After Mary's arrival in Scotland he became one of her secretaries, in 1565 being reported as her greatest favourite after Rizzio. He obtained the parsonage of Flisk in Fife in 1561, was nominated an Extraordinary Lord of Session, and in 1563 one of the commissaries of the court which now took the place of the former ecclesiastical tribunal; in 1565 he was made a privy councillor, and in 1566 Lord Clerk Register, and was knighted.
According to Mary his murder was intended together with Rizzio's in 1566. An adherent of Bothwell, he was deeply implicated in Henry Stuart, Lord Darnley's murder, though not present at the commission of the crime. By his means Darnley was lodged at Kirk o' Field, his brothers' house. He was supposed to have drawn up the bond at Craigmillar for the murder; he signed it, was made under Bothwell deputy-governor of Edinburgh Castle, and is said to have drawn up the marriage-contract between Bothwell and Mary. When, however, the fall of Bothwell was seen to be impending he rapidly changed sides and surrendered the castle to Murray, stipulating for his pardon for Darnley's murder, the retention of the priory of Pittenweem, and pecuniary rewards. He was appointed Lord President of the Court of Session on resigning the office of Lord Clerk Register. He was present at the battle of Langside, and was accused of having advised Mary to leave Dunbar to her ruin, and of having betrayed to her enemies the casket letters. The same year, however, in consequence of renewed intrigues with Mary's faction, he was dismissed, and next year was imprisoned on the charge of complicity in Darnley's murder.

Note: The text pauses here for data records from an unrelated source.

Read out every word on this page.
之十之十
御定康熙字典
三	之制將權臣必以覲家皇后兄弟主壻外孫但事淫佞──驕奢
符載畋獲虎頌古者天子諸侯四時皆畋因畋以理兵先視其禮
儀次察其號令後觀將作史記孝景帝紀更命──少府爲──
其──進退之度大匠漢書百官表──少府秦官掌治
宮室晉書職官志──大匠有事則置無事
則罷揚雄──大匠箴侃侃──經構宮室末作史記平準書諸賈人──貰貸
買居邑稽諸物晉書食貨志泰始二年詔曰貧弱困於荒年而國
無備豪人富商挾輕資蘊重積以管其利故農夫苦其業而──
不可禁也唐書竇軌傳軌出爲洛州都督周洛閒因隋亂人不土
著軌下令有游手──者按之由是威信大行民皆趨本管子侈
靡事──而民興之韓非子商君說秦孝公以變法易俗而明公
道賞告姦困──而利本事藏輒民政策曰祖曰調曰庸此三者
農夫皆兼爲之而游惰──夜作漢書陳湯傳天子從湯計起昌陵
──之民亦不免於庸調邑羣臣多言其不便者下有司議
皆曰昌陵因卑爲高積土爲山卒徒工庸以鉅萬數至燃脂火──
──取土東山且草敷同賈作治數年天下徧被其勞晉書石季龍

He succeeded in effecting his escape by means of bribery, the expenses of which he is said to have paid by intercepting the money sent from France to Mary's aid. In August 1571, during the regency of Matthew Stewart, 4th Earl of Lennox, an act of forfeiture was passed against him, but next year he was again playing traitor and discovering the secrets of his party to Morton, and he obtained a pardon from the latter in 1573 and negotiated the pacification of Perth the same year. Distrusted by all parties, he fled to France, where he seems to have remained till 1580. In 1579 his forfeiture was renewed by act of parliament. In January 1580 he wrote to Mary offering her his services, and in June made a similar offer to Queen Elizabeth I of England, in which he criticised the influence of the Jesuits, and proposed to make a journey to Dieppe to attend Protestant services.